Key aspects of HIPAA
Scope
Regulates the use, disclosure, and safeguarding of PHI throughout the United States. It applies to covered entities and their business associates.
Compliance
Organizations handling PHI must comply with HIPAA’s Privacy Rule, Security Rule, and Breach Notification Rule, including requirements around consent, access, security, and reporting breaches.
Purpose
To protect the privacy and security of individuals’ personal health information while ensuring that healthcare services are not unnecessarily impeded.
Assessment
Compliance can be assessed through internal audits, external audits by the U.S. Department of Health and Human Services (HHS) Office for Civil Rights (OCR), and legal proceedings, including financial penalties for noncompliance.
Who needs to comply?
-
Hospitals
-
Doctors' and dentists’ offices
-
Health insurance companies
-
Pharmacies
-
Healthcare clearinghouses
-
Business associates handling PHI on behalf of covered entities (e.g., IT service providers, billing companies, cloud services)

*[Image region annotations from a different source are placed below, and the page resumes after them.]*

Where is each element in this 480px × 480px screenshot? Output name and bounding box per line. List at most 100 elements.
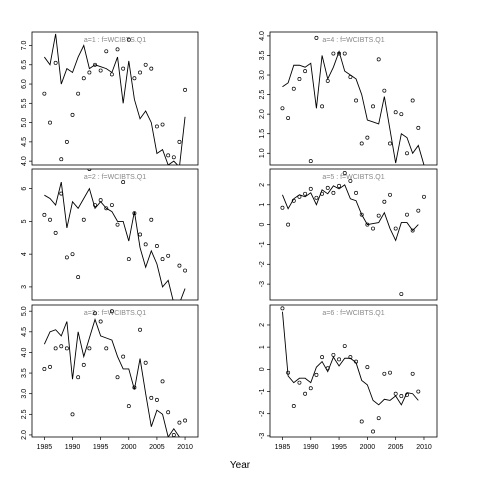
y-tick-label: 1.5 bbox=[259, 129, 266, 139]
series-line bbox=[44, 181, 186, 300]
data-point bbox=[76, 275, 81, 280]
y-tick-label: 3.0 bbox=[259, 70, 266, 80]
data-point bbox=[286, 116, 291, 121]
data-point bbox=[320, 355, 325, 360]
data-point bbox=[331, 51, 336, 56]
data-point bbox=[53, 60, 58, 65]
data-point bbox=[359, 141, 364, 146]
y-tick-label: 5.0 bbox=[21, 118, 28, 128]
data-point bbox=[171, 432, 176, 437]
panel-frame bbox=[269, 31, 438, 166]
x-tick-label: 2010 bbox=[416, 444, 432, 451]
y-tick-label: 2 bbox=[259, 323, 266, 327]
data-point bbox=[64, 255, 69, 260]
x-tick-label: 2010 bbox=[177, 444, 193, 451]
plot-area bbox=[280, 306, 421, 434]
data-point bbox=[308, 386, 313, 391]
panel-frame bbox=[269, 304, 438, 438]
data-point bbox=[410, 98, 415, 103]
data-point bbox=[104, 49, 109, 54]
data-point bbox=[314, 35, 319, 40]
data-point bbox=[303, 191, 308, 196]
y-tick-label: 4.0 bbox=[21, 156, 28, 166]
data-point bbox=[53, 230, 58, 235]
data-point bbox=[59, 344, 64, 349]
data-point bbox=[280, 306, 285, 311]
panel-frame bbox=[31, 304, 199, 438]
data-point bbox=[337, 51, 342, 56]
y-tick-label: 3.0 bbox=[21, 389, 28, 399]
data-point bbox=[405, 212, 409, 217]
plot-area bbox=[42, 33, 188, 165]
panel-title: a=2 : f=WCIBTS.Q1 bbox=[84, 174, 146, 181]
data-point bbox=[143, 242, 148, 247]
data-point bbox=[388, 370, 392, 375]
x-tick-label: 2000 bbox=[121, 444, 137, 451]
data-point bbox=[399, 112, 404, 117]
data-point bbox=[342, 171, 347, 175]
data-point bbox=[143, 360, 148, 365]
data-point bbox=[48, 217, 52, 222]
data-point bbox=[297, 380, 302, 385]
data-point bbox=[138, 70, 142, 75]
y-tick-label: 1 bbox=[259, 345, 266, 349]
series-line bbox=[282, 311, 419, 406]
data-point bbox=[154, 397, 159, 402]
data-point bbox=[115, 47, 120, 52]
data-point bbox=[371, 104, 375, 109]
y-tick-label: 4.0 bbox=[259, 31, 266, 41]
data-point bbox=[132, 385, 137, 390]
data-point bbox=[42, 212, 47, 217]
data-point bbox=[405, 392, 409, 397]
y-tick-label: 0 bbox=[259, 223, 266, 227]
data-point bbox=[291, 198, 296, 203]
data-point bbox=[365, 222, 370, 227]
panel-title: a=3 : f=WCIBTS.Q1 bbox=[84, 310, 146, 317]
data-point bbox=[177, 420, 182, 425]
data-point bbox=[76, 375, 81, 380]
data-point bbox=[98, 319, 103, 324]
data-point bbox=[325, 78, 330, 83]
plot-area bbox=[42, 169, 188, 300]
data-point bbox=[76, 91, 81, 96]
plot-area bbox=[280, 171, 426, 296]
data-point bbox=[410, 228, 415, 233]
y-tick-label: 2 bbox=[259, 183, 266, 187]
data-point bbox=[98, 198, 103, 203]
y-tick-label: 0 bbox=[259, 367, 266, 371]
data-point bbox=[149, 66, 154, 71]
data-point bbox=[297, 76, 302, 81]
y-tick-label: 4 bbox=[21, 252, 28, 256]
y-tick-label: -2 bbox=[259, 261, 266, 267]
y-tick-label: 6 bbox=[21, 187, 28, 191]
data-point bbox=[416, 208, 421, 213]
data-point bbox=[183, 87, 188, 92]
data-point bbox=[422, 194, 426, 199]
data-point bbox=[121, 66, 126, 71]
data-point bbox=[393, 226, 398, 231]
data-point bbox=[81, 76, 86, 81]
data-point bbox=[405, 151, 409, 156]
data-point bbox=[320, 191, 325, 196]
data-point bbox=[416, 125, 421, 130]
panel-title: a=5 : f=WCIBTS.Q1 bbox=[322, 174, 384, 181]
data-point bbox=[87, 169, 92, 171]
data-point bbox=[81, 362, 86, 367]
data-point bbox=[138, 327, 142, 332]
data-point bbox=[337, 357, 342, 362]
y-tick-label: 2.5 bbox=[259, 90, 266, 100]
data-point bbox=[126, 37, 131, 42]
y-tick-label: 1 bbox=[259, 203, 266, 207]
data-point bbox=[42, 91, 47, 96]
data-point bbox=[98, 68, 103, 73]
x-tick-label: 1985 bbox=[37, 444, 53, 451]
data-point bbox=[399, 394, 404, 398]
y-tick-label: 5 bbox=[21, 219, 28, 223]
y-tick-label: -3 bbox=[259, 281, 266, 287]
data-point bbox=[149, 217, 154, 222]
y-tick-label: 1.0 bbox=[259, 148, 266, 158]
data-point bbox=[382, 371, 387, 376]
y-tick-label: 2.0 bbox=[21, 430, 28, 440]
data-point bbox=[160, 257, 165, 262]
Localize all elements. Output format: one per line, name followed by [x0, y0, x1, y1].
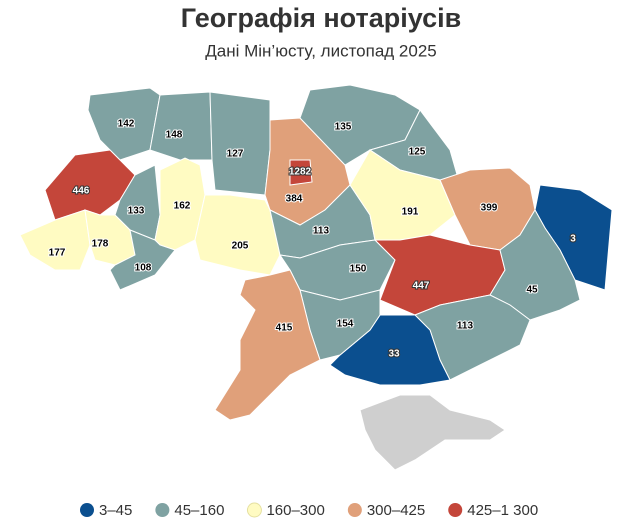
region-value: 3: [570, 234, 576, 245]
region: [149, 91, 213, 161]
legend-swatch: [80, 503, 94, 517]
region-value: 178: [92, 239, 109, 250]
region-value: 177: [49, 248, 66, 259]
region-value: 127: [227, 149, 244, 160]
region-value: 45: [526, 285, 538, 296]
region-value: 142: [118, 119, 135, 130]
legend: 3–45 45–160 160–300 300–425 425–1 300: [80, 502, 538, 519]
region-value: 384: [286, 194, 303, 205]
legend-swatch: [246, 502, 262, 518]
region-value: 113: [313, 226, 330, 237]
region: [349, 149, 456, 241]
region-value: 125: [409, 147, 426, 158]
region: [19, 209, 91, 271]
legend-swatch: [155, 503, 170, 517]
region-value: 446: [73, 186, 90, 197]
region-value: 33: [388, 349, 400, 360]
legend-label: 45–160: [174, 502, 224, 519]
region: [87, 87, 161, 161]
crimea: [359, 394, 506, 471]
labels: 142 148 127 384 135 125 446 133 162 205 177 178 108 1…: [48, 118, 578, 361]
legend-label: 160–300: [266, 502, 324, 519]
region-value: 154: [337, 319, 354, 330]
region: [194, 194, 281, 276]
region: [209, 91, 271, 196]
legend-swatch: [347, 503, 362, 517]
region-value: 399: [481, 203, 498, 214]
region-value: 135: [335, 122, 352, 133]
region-value: 150: [350, 264, 367, 275]
subtitle: Дані Мін’юсту, листопад 2025: [205, 41, 437, 60]
region: [214, 269, 321, 421]
legend-label: 425–1 300: [467, 502, 538, 519]
region-value: 205: [232, 241, 249, 252]
region-value: 113: [457, 321, 474, 332]
region-value: 133: [128, 206, 145, 217]
legend-label: 3–45: [99, 502, 132, 519]
region-value: 162: [174, 201, 191, 212]
region-value: 447: [413, 281, 430, 292]
region: [289, 159, 313, 186]
legend-label: 300–425: [367, 502, 425, 519]
title: Географія нотаріусів: [181, 3, 461, 33]
region: [154, 157, 206, 251]
region: [109, 229, 176, 291]
map: [19, 84, 613, 471]
region-value: 191: [402, 207, 419, 218]
legend-swatch: [448, 503, 463, 517]
region-value: 415: [276, 323, 293, 334]
region-value: 148: [166, 130, 183, 141]
region-value: 108: [135, 263, 152, 274]
region-value: 1282: [289, 167, 312, 178]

Why is compliance important?
-
Ensuring patient privacy
Protects sensitive medical and personal information from unauthorized access and disclosure. -
Legal obligation
Required under U.S. federal law, with potential for significant financial penalties for noncompliance. -
Maintaining trust
Demonstrates a commitment to protecting patient confidentiality and maintaining organizational reputation. -
Reducing risk
Minimizes the risk of data breaches, regulatory investigations, financial penalties, and reputational damage.
myLaminin’s compliance with HIPAA
myLaminin has performed a detailed assessment of our platform’s abilities to comply with HIPAA requirements in our role as Business Associate healthcare custodians. Based on this evaluation of our platform, myLaminin is over 80% compliant with HIPAA requirements.
Requirements tagged as NA, ‘Not Applicable’ are predominantly related to the following:
-
myLaminin is acting in the role of an Business Associate and therefore do not hold the same responsibilities as a health information custodian under the Act.
-
If some of our clients choose our On-Premises Data Storage option, they retain responsibilities for some requirements related to data storage and ensuring the physical security of that data.
-
It is the responsibility of the researchers to ensure that consent is obtained and signed when collecting personal health information using our platform. myLaminin gives researchers complete control over the consent process, methods, and templates used.